Alumni Profile: Jeff Johnson ‘83

Former Equity Office exec launches Reunion Office Holdings

By Eric Schultz '11

Jeff Johnson
Jeff Johnson ‘83, former Chief Investment Officer of Equity Office Properties Trust (“EOP”) and current chairman of Kellogg’s Real Estate Advisory Board, has reunited with five former colleagues to take advantage of value-added opportunities in the office sector.

His new company, Reunion Office Holdings, is based in Chicago and was formed with the goal of aggregating $2-3 billion in real estate assets over the next few years. The company intends to deliver value-added returns by investing in office properties through a variety of potential structures, including direct equity, preferred equity, debt and partial interests in real estate companies. The focus will be on high-quality office properties in core markets across the United States. As Johnson explained, “We plan to concentrate on office markets— and in some cases, individual properties—where our team has prior experience and thus an informational advantage.”
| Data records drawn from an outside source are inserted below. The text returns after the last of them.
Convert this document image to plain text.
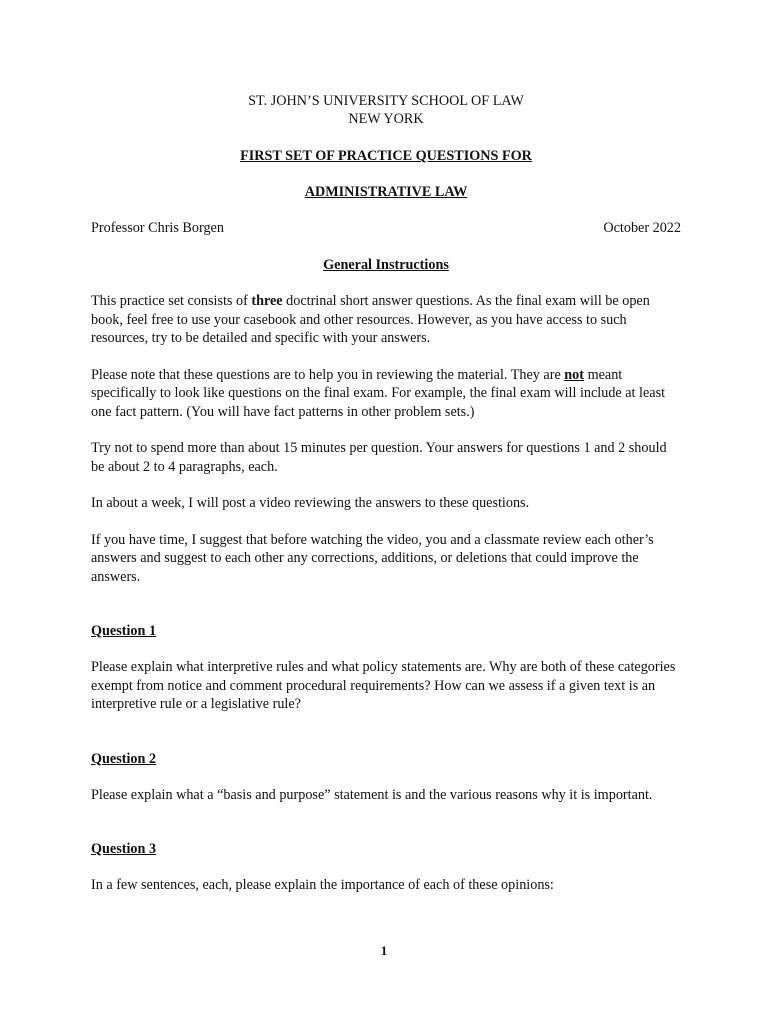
ST. JOHN’S UNIVERSITY SCHOOL OF LAW
NEW YORK
FIRST SET OF PRACTICE QUESTIONS FOR
ADMINISTRATIVE LAW
Professor Chris Borgen	October 2022
General Instructions

This practice set consists of three doctrinal short answer questions. As the final exam will be open book, feel free to use your casebook and other resources. However, as you have access to such resources, try to be detailed and specific with your answers.

Please note that these questions are to help you in reviewing the material. They are not meant specifically to look like questions on the final exam. For example, the final exam will include at least one fact pattern. (You will have fact patterns in other problem sets.)

Try not to spend more than about 15 minutes per question. Your answers for questions 1 and 2 should be about 2 to 4 paragraphs, each.

In about a week, I will post a video reviewing the answers to these questions.

If you have time, I suggest that before watching the video, you and a classmate review each other’s answers and suggest to each other any corrections, additions, or deletions that could improve the answers.

Question 1

Please explain what interpretive rules and what policy statements are. Why are both of these categories exempt from notice and comment procedural requirements? How can we assess if a given text is an interpretive rule or a legislative rule?

Question 2

Please explain what a “basis and purpose” statement is and the various reasons why it is important.

Question 3

In a few sentences, each, please explain the importance of each of these opinions:

1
Led by Johnson, the Reunion Office team is bolstered by five experienced EOP alums: Matthew Gworek, Brooke Kenevan, Sandra Deets, Megan McCann Kelleher and Michele Davis. According to Johnson, “In addition to having a long history together, our team has a broad range of skill sets, deep experience and strong office market knowledge.” The most recent addition to the team is Braden Rudolph, a 2010 MBA graduate of the Kellogg full-time program.
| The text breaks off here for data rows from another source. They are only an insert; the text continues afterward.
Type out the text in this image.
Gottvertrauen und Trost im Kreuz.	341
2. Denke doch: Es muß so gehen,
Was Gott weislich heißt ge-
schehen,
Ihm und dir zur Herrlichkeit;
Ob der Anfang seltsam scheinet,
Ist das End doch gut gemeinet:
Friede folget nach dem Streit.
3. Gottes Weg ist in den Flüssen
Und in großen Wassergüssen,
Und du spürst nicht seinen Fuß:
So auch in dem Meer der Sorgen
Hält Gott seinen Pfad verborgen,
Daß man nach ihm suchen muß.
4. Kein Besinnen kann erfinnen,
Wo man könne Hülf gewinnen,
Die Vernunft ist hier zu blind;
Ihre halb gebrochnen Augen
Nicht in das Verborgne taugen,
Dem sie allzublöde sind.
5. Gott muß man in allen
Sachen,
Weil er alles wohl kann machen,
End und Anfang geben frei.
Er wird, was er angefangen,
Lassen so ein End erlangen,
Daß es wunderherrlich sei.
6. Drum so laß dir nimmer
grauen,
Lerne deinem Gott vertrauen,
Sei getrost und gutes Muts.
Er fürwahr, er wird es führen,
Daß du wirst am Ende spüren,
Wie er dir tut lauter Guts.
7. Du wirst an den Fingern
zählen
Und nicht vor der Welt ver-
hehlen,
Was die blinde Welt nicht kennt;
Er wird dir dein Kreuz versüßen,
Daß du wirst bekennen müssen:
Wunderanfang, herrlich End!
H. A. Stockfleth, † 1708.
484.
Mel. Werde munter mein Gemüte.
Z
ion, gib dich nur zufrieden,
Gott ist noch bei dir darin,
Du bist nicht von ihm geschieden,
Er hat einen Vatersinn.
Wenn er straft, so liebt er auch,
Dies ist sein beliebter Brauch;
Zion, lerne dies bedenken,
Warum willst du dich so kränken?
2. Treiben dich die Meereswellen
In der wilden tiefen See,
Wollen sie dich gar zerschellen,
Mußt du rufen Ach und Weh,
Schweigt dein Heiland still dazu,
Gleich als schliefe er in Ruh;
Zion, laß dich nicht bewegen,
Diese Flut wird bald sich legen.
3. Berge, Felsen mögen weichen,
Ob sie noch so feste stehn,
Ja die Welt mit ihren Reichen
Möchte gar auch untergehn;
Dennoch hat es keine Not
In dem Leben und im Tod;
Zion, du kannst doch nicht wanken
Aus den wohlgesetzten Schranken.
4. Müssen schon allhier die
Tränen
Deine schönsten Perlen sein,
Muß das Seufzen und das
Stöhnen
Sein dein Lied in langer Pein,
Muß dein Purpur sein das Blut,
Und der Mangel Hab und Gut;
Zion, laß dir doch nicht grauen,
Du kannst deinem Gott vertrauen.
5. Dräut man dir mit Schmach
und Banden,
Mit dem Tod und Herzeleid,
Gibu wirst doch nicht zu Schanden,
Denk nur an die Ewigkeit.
Prior to forming Reunion Office, Johnson served two stints as Chief Investment Officer at EOP, from 1997-1999 and from 2003-2007. In the intervening years, he helped launch Lehman Brothers’ real estate private equity group, where he served as Co-Head of U.S. Investments.

At Reunion Office, Johnson plans to follow the same “value investing” approach that he used successfully throughout his earlier career. Conceived by luminaries Ben Graham and David Dodd, value investing is based on the idea that assets have an intrinsic value that is distinct from the current market price. While at EOP, Johnson saw such an opportunity when he determined that private real estate prices were higher than the intrinsic value of the EOP portfolio, whereas EOP’s stock price was trading at a discount to intrinsic value. To capitalize on this mispricing, Johnson initiated $8.3 billion of property dispositions in non-strategic markets, and used $3 billion of the proceeds to buy back EOP shares. This value-investing strategy culminated in the $39 billion sale of EOP to the Blackstone Group in 2007. During this four-year timeframe from 2003-2007, EOP generated an average shareholder return of over 35%.

As Johnson explained, “Even though I have spent most of my career working within large real estate organizations, it has always been my desire to launch and oversee an entrepreneurial investment firm. Reunion Office allows me to accomplish this alongside a group of trusted colleagues.”